At some point in the past 50 years, the mall replaced the public square as the gathering place for Americans. Now, as developers bilk us with P&L-style fake towns — mall-like public squares that replace the mall with an imagineered parody of all that the mall originally destroyed — the luckiest cities are enjoying a bit of old-fashioned, no-bullshit revitalization in the drab-brown, hulking mallscapes of the last century. In Crown Center, for example, Kansas City has lucked into its first genuine theater district, a place where art rubs shoulders with that cat knickknack store.
This weekend, three musicals are playing at Crown Center: Eubank Productions' energetic dance goof Reefer Madness (reviewed in our June 26 issue), the Coterie Theatre's ambitious Broadway folk tale Once On This Island, and the American Heartland Theatre's surefire Always, Patsy Cline. All three are local productions showcasing serious local talent. All three boast production values beyond the ordinary. All three approach the musical with such high spirits and seriousness of purpose that you might forget the sweat-along summer suckfests that traditionally dominate July. Not only have musicals saved the mall — the mall has saved the summer musical.
Not that the shows are perfect. Once On This Island is everything that the satiric lark Reefer Madness isn't. It's weighty, dense, allusive, mythopoetic, sometimes gorgeous and sometimes leaden. Like Reefer Madness, which is held together by the sincere lunacy of Doogin Brown as its narrator, Island almost gets across on a singular performance. Angela Wildflower Polk belts and dances with her usual intensity, that voice of hers silky and serrated at once. The ensemble belts and dances, too, faring well on the singing but too ragged on the hoofing. Because this is a song show, that's no deal breaker; the performers live up to a score that's dreamy and challenging — maybe too challenging for the Coterie's young audience.
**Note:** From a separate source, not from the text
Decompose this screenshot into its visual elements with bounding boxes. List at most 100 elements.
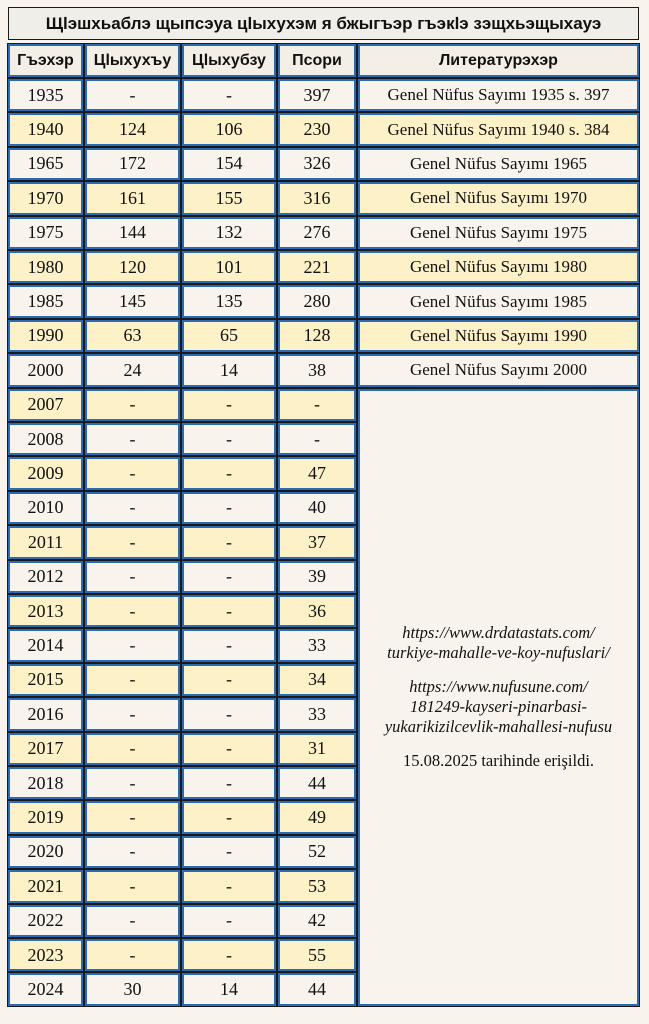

After 10 minutes of choral prologue, bickering gods and a confusing (yet nicely sung) account of the island setting's Haves-versus-Have-Nots history, we finally meet Ti Moune, our orphan heroine. At the 25-minute mark, after the child actress playing her has the good fortune to blossom into Polk, Ti Moune falls for Daniel (Francisco Villegas), a wealthy swell with whom she never speaks but shares a duet that may be imaginary.
Soon, Daniel is spirited away from her, and the lovestruck Ti Moune sets off on a perilous journey to the land of the Haves. At this moment, just when the story has at last caught us up, Once On This Island dallies away its momentum, giving Ti Moune's adopted parents a farewell duet — far from what the kids crowded around this stage care about. (Show tune fans will love it, though. It's a beauty.) When she at last reunites with Daniel, the show again dashes any narrative interest by cutting to a number about gossip among the upper class. Not once on this island do we see why she loves this boy.
After a sad, strange climax, the ensemble rallies with a hopeful moral: The unfinished revolution of one generation often achieves a happy ending in the next. "This is why we tell the story," they sing, in exciting close harmony. Problem is, they haven't told it at all. These are songs about a story instead of songs that tell one.
The show could use a Cathy Barnett, the shimmying, cackling, wild-haired narrator, cheerleader and — ultimately — eulogizer of Always, Patsy Cline, a show that might better have been titled The Night Patsy Drank My Beer, Ate My Eggs and Slept in My Kid's Room. Barnett plays Louise, a Cline superfan from Texas who shares tender memories of the long-gone, lonesome night when these two country gals jawed about heartache till dawn. As stories go, this isn't much, but as narrators go, it's a doozy. Barnett is wryly tender in monologue, infectious as she cheers on the musical numbers and deft at working the crowd during a couple of perilous "interactive" bits.
As Cline, Becky Barta has a voice that's whiskey-tinged and horizon-wide. Like Barnett, she's reprising a role she owned at the Heartland 13 years ago. She's charmer enough that I wish the part weren't so thinly written — the show is designed for one singer and one actress, not for double threats like Barta. Still, she has the pipes, the band (ably led by Anthony Edwards) has the swing, Barnett has the story and the Heartland has a hit.
Any adorer of Cline's should check it out, just as anyone besotted with rich, contemporary show tunes should try Once On the Island and anyone with a proudly corrupt heart shouldn't miss Reefer Madness. At Crown Center, we have Kansas City theater in microcosm: some cheerful depravity, a bit of Broadway kid's stuff and a little more Branson than we might want to admit.